I loved reading this book, because until then I'd used TPN much as I would antibiotics, as a cure for a medical problem, without any thought to the human side of its development. I enjoyed learning about the difficulties faced and overcome by Dr Jeejeebhoy and his staff in developing TPN and the equipment need to set up at home. But the largest impact was from gaining a bit of insight into the struggles and joys of Judy Taylor as she made the most of the twenty extra years that TPN gave her. Her determination to live meant that many medical break-throughs were possible, as different things were tried and either succeeded or were rejected. She could easily have given up, not able to face more tests, hospital spells, pain, but she kept going, trusting in Jeej and his team. This enabled them to see the long-terms results of TPN on the body and to make adjustments as new information was discovered. Her strength, determination and sheer joy of life was an inspiration to the many people who came to know her, and continues to be an example for us today.

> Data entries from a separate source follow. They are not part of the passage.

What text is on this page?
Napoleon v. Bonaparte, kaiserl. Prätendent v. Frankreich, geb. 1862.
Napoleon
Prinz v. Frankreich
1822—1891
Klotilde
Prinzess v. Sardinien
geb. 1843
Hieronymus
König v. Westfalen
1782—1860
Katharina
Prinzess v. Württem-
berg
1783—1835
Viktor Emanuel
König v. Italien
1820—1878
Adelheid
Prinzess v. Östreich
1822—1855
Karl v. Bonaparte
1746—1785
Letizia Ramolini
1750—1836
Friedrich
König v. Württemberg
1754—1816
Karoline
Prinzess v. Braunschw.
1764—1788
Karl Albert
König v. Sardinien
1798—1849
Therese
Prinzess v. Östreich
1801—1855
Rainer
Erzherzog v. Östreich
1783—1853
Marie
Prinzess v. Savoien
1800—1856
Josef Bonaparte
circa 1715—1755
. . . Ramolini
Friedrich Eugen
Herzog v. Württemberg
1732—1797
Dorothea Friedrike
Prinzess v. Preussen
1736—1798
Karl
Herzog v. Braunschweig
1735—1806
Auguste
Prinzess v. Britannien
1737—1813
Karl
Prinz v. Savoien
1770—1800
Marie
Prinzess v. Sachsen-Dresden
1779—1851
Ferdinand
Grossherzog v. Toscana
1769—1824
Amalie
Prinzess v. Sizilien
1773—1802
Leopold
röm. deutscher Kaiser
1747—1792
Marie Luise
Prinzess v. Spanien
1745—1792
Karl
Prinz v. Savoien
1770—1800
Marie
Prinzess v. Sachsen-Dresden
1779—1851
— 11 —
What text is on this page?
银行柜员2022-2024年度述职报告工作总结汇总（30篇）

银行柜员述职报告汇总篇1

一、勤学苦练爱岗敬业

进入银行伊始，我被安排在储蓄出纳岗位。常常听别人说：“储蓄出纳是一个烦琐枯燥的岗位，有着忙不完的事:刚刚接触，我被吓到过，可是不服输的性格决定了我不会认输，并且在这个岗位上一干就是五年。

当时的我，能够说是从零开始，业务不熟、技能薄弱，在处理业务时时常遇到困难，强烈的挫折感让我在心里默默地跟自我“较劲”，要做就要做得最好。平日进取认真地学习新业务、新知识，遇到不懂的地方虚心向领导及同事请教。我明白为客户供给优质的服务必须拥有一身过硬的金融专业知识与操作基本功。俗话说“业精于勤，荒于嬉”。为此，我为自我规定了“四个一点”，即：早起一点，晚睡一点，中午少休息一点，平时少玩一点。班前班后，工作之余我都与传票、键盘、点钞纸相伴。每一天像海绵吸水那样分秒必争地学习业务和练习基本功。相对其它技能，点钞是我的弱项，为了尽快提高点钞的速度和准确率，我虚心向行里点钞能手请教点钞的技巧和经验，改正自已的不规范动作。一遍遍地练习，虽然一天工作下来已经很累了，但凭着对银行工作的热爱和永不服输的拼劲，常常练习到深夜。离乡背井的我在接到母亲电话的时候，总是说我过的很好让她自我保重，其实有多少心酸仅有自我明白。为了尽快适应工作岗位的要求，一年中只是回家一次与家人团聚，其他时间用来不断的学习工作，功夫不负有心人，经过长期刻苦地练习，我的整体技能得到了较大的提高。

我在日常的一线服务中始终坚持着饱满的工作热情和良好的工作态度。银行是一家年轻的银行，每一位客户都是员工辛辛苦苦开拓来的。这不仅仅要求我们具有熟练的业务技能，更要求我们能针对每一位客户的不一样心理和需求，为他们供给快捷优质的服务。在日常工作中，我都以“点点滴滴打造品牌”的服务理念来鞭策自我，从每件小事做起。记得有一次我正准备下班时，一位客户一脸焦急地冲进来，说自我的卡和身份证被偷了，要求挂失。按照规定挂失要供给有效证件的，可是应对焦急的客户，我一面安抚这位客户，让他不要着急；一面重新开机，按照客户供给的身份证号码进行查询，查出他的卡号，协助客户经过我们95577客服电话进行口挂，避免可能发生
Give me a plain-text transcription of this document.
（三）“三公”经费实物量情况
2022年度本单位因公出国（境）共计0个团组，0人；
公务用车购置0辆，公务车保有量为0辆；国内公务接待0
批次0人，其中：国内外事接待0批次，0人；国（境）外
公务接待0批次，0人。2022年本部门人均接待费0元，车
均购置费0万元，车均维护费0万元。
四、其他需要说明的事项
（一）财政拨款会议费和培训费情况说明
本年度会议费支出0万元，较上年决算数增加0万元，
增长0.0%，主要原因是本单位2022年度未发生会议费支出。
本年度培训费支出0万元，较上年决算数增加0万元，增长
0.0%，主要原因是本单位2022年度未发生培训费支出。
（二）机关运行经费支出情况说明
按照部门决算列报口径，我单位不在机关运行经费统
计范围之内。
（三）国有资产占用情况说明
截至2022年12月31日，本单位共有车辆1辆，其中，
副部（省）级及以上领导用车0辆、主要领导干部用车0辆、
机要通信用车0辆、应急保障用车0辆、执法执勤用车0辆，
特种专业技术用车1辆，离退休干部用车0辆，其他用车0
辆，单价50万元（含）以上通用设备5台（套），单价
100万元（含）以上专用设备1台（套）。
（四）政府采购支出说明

Many thanks should also be given to the author, Shireen Jeejeebhoy, Jeej's daughter. She decided to write this story after Judy's memorial service and began research immediately, but due to problems in her life, including a closed head injury, it took her sixteen years to complete. Thankfully, she didn't give up, giving us a chance to learn of our TPN roots.
To whom would I recommend this book? Anyone on TPN who has returned home from hospital and begun to get on with life could enjoy reading it. It would then be up to the TPNer to decide whether or not giving the book to family or friends might help them to better understand what is happening in their life. It might be too confronting or worrying for someone new to TPN, still in hospital, who doesn't realise that medical knowledge of TPN has come a long way in the last twenty to forty years and that what Judy endured from time to time probably won't happen to them. It's an easy book to read, apart from some medical terms, with short chapters; but have a box of tissues handy for the occasional weep.